The third line contains the list of actions appropriate for the menu selected.
- Modify personal settings
The first time you use WMC the Settings -> Modify screen is displayed by default. You will be asked for your email address, Jabber (Instant Messaging) address, and notification preferences. WMC will send you email and/or Jabber messages when new certificates are issued for your services.
- Create new registration
To register a new service, select Service Registration -> Create New Registration.
Complete the following fields:
- Name: Select the domain for your service from your list of authorized domain(s), and then type in a string to describe the service that you are protecting. This string is an alphanumeric with a maximum length of 25 characters. You may also use an underscore (_) in your string. The combination of the domain, the specified string, and an issuance integer assigned by WMC will be your CoSign service name and will be used when configuring your web server for WebLogin.
Select the server platform on which you will run your service from the list of
- Apache1/Apache2 - For apache deployments in a Unix or Linux Environment.
- IIS6/IIS7 - For Internet Information Services deployments on a Windows environment.
- JEE - For Apache Tomcat deployments
- Protocol Version: Select a version of CoSign.
- Validation Handler URL: Type in the full URL of the Validation Handler that you will configure for your web server. The Validation Handler is a virtual location that exists only in your web server configuration and is used by WebLogin to validate the service cookie. See installation documentation for your platform for more details. Validation Handler URLs usually end with "/cosign/valid", for example: https://mycosignservice.upenn.edu/cosign/valid
- Expiration: Type in the date after which the registration will no longer be valid. Defaults to 2 years in the future. You may set this expiration date to any date up to October 20th, 2018; after that date, ISC will have to re-issue a new root certificate and all services will have to be reconfigured.
- Developer Email: Enter the owner of the service. This is used for communication purposes, and cosign updates. It is best to provide the e-mail for your team's list if one is available. This reduces the risk of having a single point of contact for your service (specifically, for notification about the expiration of your certificate.)
- Require Re-Authn: Check this box if you want to force users to re-authenticate when accessing this service (thereby, opting this service out of single-sign on). This might be useful if your service interacts with particularly sensitive information.

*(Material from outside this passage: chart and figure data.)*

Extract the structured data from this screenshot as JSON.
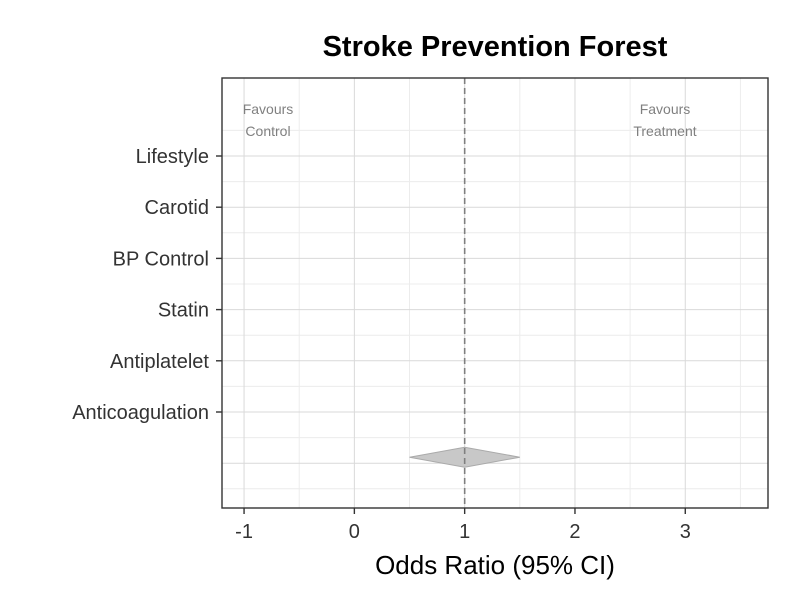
{
  "chart_data": {
    "type": "scatter",
    "title": "Stroke Prevention Forest",
    "xlabel": "Odds Ratio (95% CI)",
    "ylabel": "",
    "xlim": [
      -1.2,
      3.75
    ],
    "x_ticks": [
      "-1",
      "0",
      "1",
      "2",
      "3"
    ],
    "categories": [
      "Lifestyle",
      "Carotid",
      "BP Control",
      "Statin",
      "Antiplatelet",
      "Anticoagulation"
    ],
    "reference_line": 1,
    "summary": {
      "estimate": 1,
      "lower": 0.5,
      "upper": 1.5
    },
    "annotations": {
      "left": [
        "Favours",
        "Control"
      ],
      "right": [
        "Favours",
        "Treatment"
      ]
    },
    "grid": true,
    "legend": "none",
    "colors": {
      "panel_border": "#333333",
      "grid_major": "#d9d9d9",
      "grid_minor": "#ececec",
      "reference_line": "#7f7f7f",
      "summary_fill": "#c8c8c8",
      "summary_stroke": "#aaaaaa"
    }
  }
}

- Additional Information: Please provide some additional information about your service in this text box. Some things to consider include: Purpose of Service, Department the service is under, and if the service is test/staging/production.

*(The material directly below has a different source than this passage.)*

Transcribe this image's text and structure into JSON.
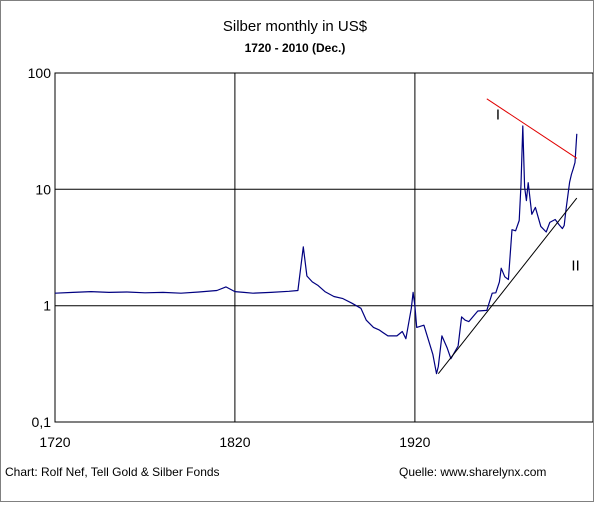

- Receive successful registration message
WMC will send notification via email and/or Jabber according to your personal settings preferences that your configuration bundle is ready to download. Once you receive that notification, you can return to the WMC application and choose Service Registration -> List to see your list of services. Choose the new service registration.

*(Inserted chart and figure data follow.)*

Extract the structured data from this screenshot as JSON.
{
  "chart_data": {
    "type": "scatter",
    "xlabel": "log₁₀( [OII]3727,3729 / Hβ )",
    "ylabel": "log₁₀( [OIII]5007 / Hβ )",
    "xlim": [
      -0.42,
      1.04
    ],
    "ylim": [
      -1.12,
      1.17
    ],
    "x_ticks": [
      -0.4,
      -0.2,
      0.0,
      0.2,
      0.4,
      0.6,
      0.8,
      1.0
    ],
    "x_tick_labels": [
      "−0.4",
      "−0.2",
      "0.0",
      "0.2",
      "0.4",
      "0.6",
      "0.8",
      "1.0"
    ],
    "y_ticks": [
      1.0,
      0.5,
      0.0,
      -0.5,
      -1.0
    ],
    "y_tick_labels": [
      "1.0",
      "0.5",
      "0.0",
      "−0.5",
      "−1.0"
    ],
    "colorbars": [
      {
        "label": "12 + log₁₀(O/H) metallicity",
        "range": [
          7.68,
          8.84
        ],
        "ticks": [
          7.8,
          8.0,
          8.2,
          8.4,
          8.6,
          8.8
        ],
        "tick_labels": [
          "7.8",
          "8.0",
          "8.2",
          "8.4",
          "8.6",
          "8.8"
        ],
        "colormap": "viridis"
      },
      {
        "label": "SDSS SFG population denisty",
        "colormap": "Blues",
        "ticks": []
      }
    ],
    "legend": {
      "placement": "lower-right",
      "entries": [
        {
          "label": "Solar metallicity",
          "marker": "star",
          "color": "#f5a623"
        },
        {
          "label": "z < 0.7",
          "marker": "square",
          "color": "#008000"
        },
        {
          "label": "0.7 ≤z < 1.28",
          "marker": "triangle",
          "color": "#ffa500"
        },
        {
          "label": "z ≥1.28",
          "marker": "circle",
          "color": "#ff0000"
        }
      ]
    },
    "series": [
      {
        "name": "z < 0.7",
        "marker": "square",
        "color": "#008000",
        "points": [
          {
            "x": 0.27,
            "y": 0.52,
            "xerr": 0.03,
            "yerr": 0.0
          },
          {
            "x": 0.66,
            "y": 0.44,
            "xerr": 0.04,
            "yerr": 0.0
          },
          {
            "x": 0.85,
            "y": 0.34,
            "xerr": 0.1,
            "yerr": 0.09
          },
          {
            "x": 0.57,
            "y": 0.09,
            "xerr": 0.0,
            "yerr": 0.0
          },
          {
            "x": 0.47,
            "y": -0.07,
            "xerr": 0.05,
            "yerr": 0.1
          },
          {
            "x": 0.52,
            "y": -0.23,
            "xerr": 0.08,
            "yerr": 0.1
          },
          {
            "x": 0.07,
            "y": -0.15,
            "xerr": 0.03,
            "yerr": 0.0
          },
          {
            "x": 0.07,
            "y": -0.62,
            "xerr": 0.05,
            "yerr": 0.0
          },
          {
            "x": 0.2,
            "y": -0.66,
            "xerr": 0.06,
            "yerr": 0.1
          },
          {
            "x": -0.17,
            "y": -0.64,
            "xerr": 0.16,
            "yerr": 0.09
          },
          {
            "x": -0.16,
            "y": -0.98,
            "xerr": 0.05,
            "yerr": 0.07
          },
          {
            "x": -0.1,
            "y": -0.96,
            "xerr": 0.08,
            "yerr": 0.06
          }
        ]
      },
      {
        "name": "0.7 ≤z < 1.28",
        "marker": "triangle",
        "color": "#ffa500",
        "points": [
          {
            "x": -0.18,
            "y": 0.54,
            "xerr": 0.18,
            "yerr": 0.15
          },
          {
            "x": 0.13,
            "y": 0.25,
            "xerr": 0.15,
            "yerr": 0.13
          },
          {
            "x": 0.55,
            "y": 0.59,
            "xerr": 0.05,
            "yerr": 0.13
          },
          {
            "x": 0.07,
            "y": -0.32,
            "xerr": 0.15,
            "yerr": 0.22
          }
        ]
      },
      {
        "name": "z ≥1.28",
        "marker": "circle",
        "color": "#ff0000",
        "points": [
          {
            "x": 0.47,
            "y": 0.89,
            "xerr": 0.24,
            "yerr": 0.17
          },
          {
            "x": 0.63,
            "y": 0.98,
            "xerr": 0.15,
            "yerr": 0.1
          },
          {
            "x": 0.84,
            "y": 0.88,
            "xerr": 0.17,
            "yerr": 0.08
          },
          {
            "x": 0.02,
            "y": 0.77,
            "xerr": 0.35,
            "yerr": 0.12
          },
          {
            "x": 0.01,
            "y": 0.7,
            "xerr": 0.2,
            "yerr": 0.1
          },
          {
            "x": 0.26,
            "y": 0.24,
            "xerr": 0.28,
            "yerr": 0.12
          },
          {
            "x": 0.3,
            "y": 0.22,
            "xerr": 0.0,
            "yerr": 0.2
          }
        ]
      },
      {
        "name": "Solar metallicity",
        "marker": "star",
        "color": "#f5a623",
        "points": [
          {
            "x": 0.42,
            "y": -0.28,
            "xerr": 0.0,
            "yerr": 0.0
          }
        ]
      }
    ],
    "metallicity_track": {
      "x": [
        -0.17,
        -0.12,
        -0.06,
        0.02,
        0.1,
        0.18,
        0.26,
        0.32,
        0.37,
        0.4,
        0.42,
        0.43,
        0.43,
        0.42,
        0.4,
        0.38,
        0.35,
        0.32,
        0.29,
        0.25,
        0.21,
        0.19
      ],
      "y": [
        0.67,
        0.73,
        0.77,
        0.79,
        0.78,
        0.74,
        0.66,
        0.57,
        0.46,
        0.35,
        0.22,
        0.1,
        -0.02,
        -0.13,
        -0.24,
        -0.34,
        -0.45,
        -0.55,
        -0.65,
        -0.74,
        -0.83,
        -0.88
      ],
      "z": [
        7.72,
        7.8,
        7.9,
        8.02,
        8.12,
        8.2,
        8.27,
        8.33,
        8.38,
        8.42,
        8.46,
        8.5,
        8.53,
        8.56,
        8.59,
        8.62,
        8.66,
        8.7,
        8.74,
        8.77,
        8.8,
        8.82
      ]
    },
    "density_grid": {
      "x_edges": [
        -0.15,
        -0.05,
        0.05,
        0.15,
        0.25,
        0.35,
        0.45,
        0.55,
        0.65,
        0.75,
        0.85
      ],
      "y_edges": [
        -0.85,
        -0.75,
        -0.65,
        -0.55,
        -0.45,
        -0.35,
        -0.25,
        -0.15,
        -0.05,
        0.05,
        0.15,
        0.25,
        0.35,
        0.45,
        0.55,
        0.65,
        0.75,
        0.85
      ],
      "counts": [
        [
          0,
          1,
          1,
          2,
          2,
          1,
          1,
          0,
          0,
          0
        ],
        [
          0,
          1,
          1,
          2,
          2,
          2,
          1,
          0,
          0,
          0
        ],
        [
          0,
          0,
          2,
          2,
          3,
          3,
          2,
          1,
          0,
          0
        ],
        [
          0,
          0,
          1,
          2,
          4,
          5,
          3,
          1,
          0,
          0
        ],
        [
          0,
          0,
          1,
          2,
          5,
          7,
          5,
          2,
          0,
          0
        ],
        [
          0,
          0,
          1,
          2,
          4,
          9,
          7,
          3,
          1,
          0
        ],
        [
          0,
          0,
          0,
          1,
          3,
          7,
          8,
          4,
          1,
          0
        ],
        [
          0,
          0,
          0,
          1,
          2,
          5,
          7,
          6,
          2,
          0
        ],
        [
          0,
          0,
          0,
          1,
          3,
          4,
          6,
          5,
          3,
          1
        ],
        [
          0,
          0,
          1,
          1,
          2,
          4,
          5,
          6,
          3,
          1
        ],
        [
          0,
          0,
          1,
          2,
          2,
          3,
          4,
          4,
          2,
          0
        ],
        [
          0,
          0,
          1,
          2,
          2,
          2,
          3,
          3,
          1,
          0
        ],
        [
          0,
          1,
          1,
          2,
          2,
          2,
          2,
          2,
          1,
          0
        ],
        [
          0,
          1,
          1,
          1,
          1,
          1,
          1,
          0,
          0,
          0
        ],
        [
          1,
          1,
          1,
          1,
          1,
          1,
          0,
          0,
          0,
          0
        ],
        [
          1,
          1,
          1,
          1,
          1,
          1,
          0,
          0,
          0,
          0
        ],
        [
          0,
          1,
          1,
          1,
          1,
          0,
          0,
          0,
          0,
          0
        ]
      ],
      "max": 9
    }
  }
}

- Download your config bundle
From the View Service Registration screen select your platform from the Download config bundle: select list at the bottom of the screen. This will immediately start the downloading of the bundle. The zip file that you will receive contains the certificates that are required to configure your web server, platform-specific filters and other files. See installation documentation for your platform for details on handling the zip file.
NOTE: Your platform selection does not have to match the platform registered for this service. The platform registration is for record keeping only. You may wish to migrate a service from one platform to another and you can opt to download the bundle for any supported platform. If your platform has changed, we do ask that you consider modifying your service registration so that we have a truer picture of the use of this service.
Upon submitting the registration request, a message will be displayed indicating that the submission was successful and providing the registration details.